Si le dossier pédagogique informe des viols commis en Belgique, il ne leur applique pas le même procédé de spectacularisation. Alors que les femmes sans-abri subissent massivement des violences sexuelles – Anne Lorient, une Française anciennement SDF, déclare avoir été "violée 70 fois en 17 ans de rue" -, tout comme une aide-ménagère sur trois en Belgique et, selon des études canadiennes, entre 70 et 90% des femmes autistes, le dossier pédagogique ne daigne pas publier leurs témoignages, pourtant tout aussi glaçants. Le constat est d’autant plus frappant pour les mineur·es.
Alors qu’il est question de viols correctifs sur des adolescentes lesbiennes en Afrique du Sud ou de pédocriminalité de la part d’un prêtre au Nicaragua (ce qui est ironique quand on connait la prévalence de ces crimes au sein de l’Eglise belge), les violences perpétrées sur des enfants par des hommes occidentaux brillent par leur absence.
D’un côté, des hommes noirs violeurs d’une extrême brutalité. De l’autre, des hommes blancs qui ont dérapé
Or, en Belgique, on estime que 2 à 4 élèves par classe sont victimes d’inceste ; quatre mineur·es signalent chaque jour avoir été victimes d’agressions sexuelles, un chiffre largement sous-estimé puisque seul un tiers des victimes romprait le silence. La Belgique n’est pas étrangère non plus aux cyber-violences sexuelles, qui toucheraient 20% des adolescent·es dont une majorité de filles, ni à la prostitution infantile, au trafic d’enfants, à la consommation de pédopornographie, ou au tourisme pédosexuel, commercialisé en ligne dans ses formes les plus récentes. Et pourtant…
Dans le dossier, pédagogique, du côté des enfants et adolescent·es violenté·es au "Nord", c’est silence radio. En revanche, les mariages d’enfants au "Sud" (pas ceux d’enfants blancs aux Etats-Unis) et les mutilations génitales féminines sont sur le devant de la scène. Le dossier ne survisibilise pas n’importe quelles violences, mais celles qui incarnent l’altérité radicale, invoquée depuis l’ère coloniale pour marquer la supériorité des civilisations occidentales.

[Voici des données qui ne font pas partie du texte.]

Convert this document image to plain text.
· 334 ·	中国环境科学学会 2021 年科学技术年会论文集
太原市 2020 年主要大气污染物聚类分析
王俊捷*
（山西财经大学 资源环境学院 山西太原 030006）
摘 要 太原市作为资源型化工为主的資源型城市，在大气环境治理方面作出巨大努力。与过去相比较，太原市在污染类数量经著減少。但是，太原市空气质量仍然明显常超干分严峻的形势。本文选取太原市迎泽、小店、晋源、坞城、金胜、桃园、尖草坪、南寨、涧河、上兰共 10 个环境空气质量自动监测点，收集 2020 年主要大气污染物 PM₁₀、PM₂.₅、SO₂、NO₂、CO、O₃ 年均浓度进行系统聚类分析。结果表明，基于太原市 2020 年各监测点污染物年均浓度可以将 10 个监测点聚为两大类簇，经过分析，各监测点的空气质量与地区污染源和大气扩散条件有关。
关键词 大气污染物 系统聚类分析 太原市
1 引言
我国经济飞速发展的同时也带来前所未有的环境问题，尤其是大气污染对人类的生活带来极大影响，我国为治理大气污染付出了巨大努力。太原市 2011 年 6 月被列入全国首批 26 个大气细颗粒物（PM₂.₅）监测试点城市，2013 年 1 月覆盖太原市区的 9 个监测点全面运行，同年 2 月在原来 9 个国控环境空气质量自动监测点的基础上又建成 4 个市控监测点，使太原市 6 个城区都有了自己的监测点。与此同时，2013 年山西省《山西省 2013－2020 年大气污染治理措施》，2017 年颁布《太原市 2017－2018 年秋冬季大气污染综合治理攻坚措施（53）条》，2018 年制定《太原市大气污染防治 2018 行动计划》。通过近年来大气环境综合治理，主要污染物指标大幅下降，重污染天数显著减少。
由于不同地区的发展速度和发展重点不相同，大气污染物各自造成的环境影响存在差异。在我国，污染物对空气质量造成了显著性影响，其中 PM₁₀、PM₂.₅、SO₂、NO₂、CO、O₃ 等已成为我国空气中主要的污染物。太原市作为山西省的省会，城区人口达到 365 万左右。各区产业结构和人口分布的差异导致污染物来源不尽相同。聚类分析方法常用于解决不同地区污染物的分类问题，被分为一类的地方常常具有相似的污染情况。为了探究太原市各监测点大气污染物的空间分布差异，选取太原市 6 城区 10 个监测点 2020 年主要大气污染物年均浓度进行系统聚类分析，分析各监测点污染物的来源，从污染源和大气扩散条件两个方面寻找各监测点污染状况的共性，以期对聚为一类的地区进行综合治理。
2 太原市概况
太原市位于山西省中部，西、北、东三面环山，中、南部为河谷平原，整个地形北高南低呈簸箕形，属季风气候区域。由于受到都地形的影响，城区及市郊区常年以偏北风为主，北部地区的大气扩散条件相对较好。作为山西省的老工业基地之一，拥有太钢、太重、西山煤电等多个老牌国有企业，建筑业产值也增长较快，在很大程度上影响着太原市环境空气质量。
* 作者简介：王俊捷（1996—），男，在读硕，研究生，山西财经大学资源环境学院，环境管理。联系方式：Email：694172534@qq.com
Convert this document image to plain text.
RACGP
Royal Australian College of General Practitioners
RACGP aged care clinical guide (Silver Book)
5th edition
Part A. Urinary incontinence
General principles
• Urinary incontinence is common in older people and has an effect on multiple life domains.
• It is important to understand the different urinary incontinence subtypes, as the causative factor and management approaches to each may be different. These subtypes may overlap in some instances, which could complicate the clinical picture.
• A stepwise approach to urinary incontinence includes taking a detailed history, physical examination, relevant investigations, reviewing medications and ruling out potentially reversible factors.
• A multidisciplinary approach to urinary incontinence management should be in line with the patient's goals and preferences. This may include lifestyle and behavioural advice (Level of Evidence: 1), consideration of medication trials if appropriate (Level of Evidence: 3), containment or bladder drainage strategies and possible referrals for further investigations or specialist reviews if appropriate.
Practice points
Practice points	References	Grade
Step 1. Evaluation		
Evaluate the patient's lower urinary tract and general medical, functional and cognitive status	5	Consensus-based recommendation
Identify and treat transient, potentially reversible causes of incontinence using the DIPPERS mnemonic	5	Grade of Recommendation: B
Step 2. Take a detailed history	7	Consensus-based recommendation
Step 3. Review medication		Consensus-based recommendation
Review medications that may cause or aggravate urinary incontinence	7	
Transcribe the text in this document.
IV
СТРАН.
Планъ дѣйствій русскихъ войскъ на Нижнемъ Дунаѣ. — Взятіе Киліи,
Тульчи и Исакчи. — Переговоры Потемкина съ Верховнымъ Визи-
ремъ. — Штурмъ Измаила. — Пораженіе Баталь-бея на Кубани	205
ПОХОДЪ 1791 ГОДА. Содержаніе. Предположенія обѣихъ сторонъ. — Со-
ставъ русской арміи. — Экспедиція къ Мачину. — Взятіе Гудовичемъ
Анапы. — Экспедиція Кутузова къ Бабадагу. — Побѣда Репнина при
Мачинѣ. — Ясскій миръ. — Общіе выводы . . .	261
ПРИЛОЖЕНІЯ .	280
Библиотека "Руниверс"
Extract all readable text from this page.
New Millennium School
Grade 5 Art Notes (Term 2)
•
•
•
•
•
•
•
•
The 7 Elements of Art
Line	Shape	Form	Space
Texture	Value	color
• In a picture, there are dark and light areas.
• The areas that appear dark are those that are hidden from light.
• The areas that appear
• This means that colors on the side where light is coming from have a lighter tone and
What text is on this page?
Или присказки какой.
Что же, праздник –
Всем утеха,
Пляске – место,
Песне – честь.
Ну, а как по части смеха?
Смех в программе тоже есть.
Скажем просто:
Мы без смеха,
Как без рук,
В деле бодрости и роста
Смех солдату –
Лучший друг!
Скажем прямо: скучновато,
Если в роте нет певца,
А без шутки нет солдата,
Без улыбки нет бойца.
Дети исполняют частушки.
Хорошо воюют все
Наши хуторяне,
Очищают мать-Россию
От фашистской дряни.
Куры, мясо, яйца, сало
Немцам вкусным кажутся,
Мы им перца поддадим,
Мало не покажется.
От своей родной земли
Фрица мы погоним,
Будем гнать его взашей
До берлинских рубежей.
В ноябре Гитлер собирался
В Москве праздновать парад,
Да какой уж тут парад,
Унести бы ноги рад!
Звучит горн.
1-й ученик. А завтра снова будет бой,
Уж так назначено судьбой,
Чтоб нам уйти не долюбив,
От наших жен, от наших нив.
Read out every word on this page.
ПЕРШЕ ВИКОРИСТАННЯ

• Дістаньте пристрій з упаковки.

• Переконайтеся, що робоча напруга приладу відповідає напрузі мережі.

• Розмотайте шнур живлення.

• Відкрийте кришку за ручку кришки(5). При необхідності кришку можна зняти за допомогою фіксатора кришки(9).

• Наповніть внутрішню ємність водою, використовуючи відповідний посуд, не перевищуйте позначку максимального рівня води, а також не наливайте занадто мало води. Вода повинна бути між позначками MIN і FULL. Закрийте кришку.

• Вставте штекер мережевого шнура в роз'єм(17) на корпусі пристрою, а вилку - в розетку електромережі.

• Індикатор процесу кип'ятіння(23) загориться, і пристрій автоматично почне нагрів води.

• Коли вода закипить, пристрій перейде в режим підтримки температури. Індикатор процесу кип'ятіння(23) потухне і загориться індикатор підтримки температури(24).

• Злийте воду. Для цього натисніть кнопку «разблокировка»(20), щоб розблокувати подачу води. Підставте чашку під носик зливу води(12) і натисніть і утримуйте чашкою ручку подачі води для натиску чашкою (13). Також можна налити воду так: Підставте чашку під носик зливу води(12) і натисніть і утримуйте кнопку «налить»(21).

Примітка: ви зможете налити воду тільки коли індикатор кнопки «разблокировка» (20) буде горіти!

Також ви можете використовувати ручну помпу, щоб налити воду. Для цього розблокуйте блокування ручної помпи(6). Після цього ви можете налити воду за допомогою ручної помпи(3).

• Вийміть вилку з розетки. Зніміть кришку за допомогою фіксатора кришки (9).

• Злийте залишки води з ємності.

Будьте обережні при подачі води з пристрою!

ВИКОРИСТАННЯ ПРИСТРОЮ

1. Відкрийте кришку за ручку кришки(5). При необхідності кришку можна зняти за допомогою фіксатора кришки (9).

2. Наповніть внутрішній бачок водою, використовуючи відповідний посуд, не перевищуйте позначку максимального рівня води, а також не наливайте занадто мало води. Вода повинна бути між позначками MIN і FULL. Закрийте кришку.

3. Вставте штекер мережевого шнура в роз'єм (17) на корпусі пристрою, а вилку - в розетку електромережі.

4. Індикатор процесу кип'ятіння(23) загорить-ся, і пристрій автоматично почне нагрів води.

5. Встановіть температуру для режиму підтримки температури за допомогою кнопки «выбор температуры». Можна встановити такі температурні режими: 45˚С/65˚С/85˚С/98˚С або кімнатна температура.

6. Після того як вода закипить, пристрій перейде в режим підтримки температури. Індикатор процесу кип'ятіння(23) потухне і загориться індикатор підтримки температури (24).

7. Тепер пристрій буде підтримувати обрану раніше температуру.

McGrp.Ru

Ces réalités n’existent-elles pas ? N’a-t-on pas raison de les dénoncer ? Sans aucun doute. Mais, là encore, évitons l’écueil du traitement différencié, a fortiori dans un contexte où le racisme biologique a cédé la place à un racisme de type culturel. En l’occurrence : cessons d’attribuer à "leur culture" les violences des hommes racisés, et à une pathologie mentale celles commises par des hommes blancs. Comme le résume la sociologue Sherene Razack : "Quand des hommes blancs tirent sur leurs femmes et leurs enfants et mettent le feu à la maison, personne ne considère que c’est une pratique typique de la culture blanche".
Or, les violences commises par des hommes occidentaux s’articulent aussi à une culture majoritaire : l’emphase sur l’individu autonome, la nucléarisation des familles, associées à la misogynie, favorisent l’isolement des femmes et, partant, leur exposition à la violence au sein des foyers. Mais si la violence peut parfois, selon les contextes culturels, prendre des formes différentes, c’est bien le patriarcat qui en reste la cause.
Qualifier les mariages d’enfants de "pratiques culturelles" est un raccourci dangereux, qui occulte l’impact de facteurs historiques et socio-politiques. En mettant en exergue l’expression la plus extrême du mariage forcé, comme celle de l’union d’une enfant yéménite de neuf ans à un vieillard qui la bat et la viole, le tout sans contextualisation, et en présentant cela comme le reflet d’une culture, on apporte de l’eau au moulin des discours xénophobes.
Il serait bien utile de rappeler dans ce type de dossier pédagogique que, quel que soit le contexte culturel, la guerre favorise l’amplification et la multiplication des violences de genre les plus cruelles.